Troisième étape : voir que la tête et le corps ne font que leur job. 

L’être humain n’est pas sorti d’un oeuf, il s’est adapté pendant des millions et des millions d’années pour mieux survivre. Autrement dit, les attributs physiques et psychiques que nous avons ont été développés pour nous protéger, pas pour nous pourrir la vie. 

 

Concrètement : quand le corps a des symptômes d’angoisse (gorge nouée, estomac serré, souffle court, transpiration, sensation de fébrilité), il est dans son rôle. Ce n’est absolument pas dangereux. Juste, désagréable, parce qu’on n’a pas de danger réel devant nous. Il n’y a pas de mammouth. Mais c’est son job de se préparer à courir ou à combattre.

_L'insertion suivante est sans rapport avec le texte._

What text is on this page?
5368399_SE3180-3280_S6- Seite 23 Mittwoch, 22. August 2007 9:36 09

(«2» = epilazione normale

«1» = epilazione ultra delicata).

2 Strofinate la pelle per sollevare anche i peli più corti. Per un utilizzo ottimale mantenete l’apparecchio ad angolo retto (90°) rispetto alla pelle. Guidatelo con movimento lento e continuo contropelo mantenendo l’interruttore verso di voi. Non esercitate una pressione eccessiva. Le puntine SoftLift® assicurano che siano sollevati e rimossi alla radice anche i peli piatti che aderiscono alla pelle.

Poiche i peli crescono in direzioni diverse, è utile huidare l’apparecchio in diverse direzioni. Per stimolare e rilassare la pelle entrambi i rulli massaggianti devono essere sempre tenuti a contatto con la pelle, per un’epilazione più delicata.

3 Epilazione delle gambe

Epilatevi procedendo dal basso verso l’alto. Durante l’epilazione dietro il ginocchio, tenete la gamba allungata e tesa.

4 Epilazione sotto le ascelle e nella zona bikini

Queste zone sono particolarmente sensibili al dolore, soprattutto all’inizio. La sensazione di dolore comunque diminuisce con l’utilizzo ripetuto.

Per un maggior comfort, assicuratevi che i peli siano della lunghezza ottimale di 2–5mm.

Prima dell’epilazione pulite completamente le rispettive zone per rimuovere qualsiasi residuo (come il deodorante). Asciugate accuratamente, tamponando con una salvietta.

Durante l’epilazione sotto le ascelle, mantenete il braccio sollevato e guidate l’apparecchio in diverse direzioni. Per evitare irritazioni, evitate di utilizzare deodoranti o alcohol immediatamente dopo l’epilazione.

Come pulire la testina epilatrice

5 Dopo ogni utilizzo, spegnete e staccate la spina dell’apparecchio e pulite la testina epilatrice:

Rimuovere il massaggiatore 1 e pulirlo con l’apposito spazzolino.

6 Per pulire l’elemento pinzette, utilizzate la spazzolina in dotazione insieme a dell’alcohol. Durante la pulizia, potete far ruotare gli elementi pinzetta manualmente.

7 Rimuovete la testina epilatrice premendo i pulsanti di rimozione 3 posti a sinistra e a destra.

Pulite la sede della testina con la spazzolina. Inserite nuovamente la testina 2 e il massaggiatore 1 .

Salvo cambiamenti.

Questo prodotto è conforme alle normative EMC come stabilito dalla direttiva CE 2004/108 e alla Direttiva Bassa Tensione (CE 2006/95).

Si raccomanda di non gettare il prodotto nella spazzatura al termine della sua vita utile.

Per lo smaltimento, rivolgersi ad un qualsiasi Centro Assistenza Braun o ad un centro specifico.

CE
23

Quand la tête nous envoie 1000 pensées anxieuses et essaie d’imaginer tout ce qui pourrait aller mal, elle est dans son rôle. C’est son job de prévoir les dangers. 

 

Une fois qu’on voit que la tête et le corps ne font que leur job, chacun de leur côté, tout devient plus facile. L’expérience “angoisse” nous inquiète beaucoup moins. C’est un peu comme être prévenu à l’avance qu’on va nous faire peur, et d’avoir aperçu la fabrication du costume du monstre qui va nous sauter dessus aujourd’hui.

 

Et quand l’angoisse se pointe :

  • Remerciez votre corps de fabriquer de l’adrénaline, même si vous savez qu’il n’y en a pas besoin et que dans 10 minutes le système parasympathique aura fait son job, vous vous sentirez calmes à nouveau. 

 

  • Remerciez votre tête de prévoir toutes les catastrophes, même si vous savez qu’aucun de ses scénarios n’est vraisemblable, et que vous serez un peu plus serein quand l’adrénaline aura quitté votre système. 

 

Le corps et l’esprit ont été façonnés pour survivre, pas pour nous satisfaire. Si on comprend ça, qu’on arrive à observer leur mécanismes de survie, à l’un et à l’autre, on casse le cercle vicieux entre les deux. Et l’angoisse perd de sa force.

 

Mais surtout, ne me croyez pas. Allez expérimenter vous-mêmes.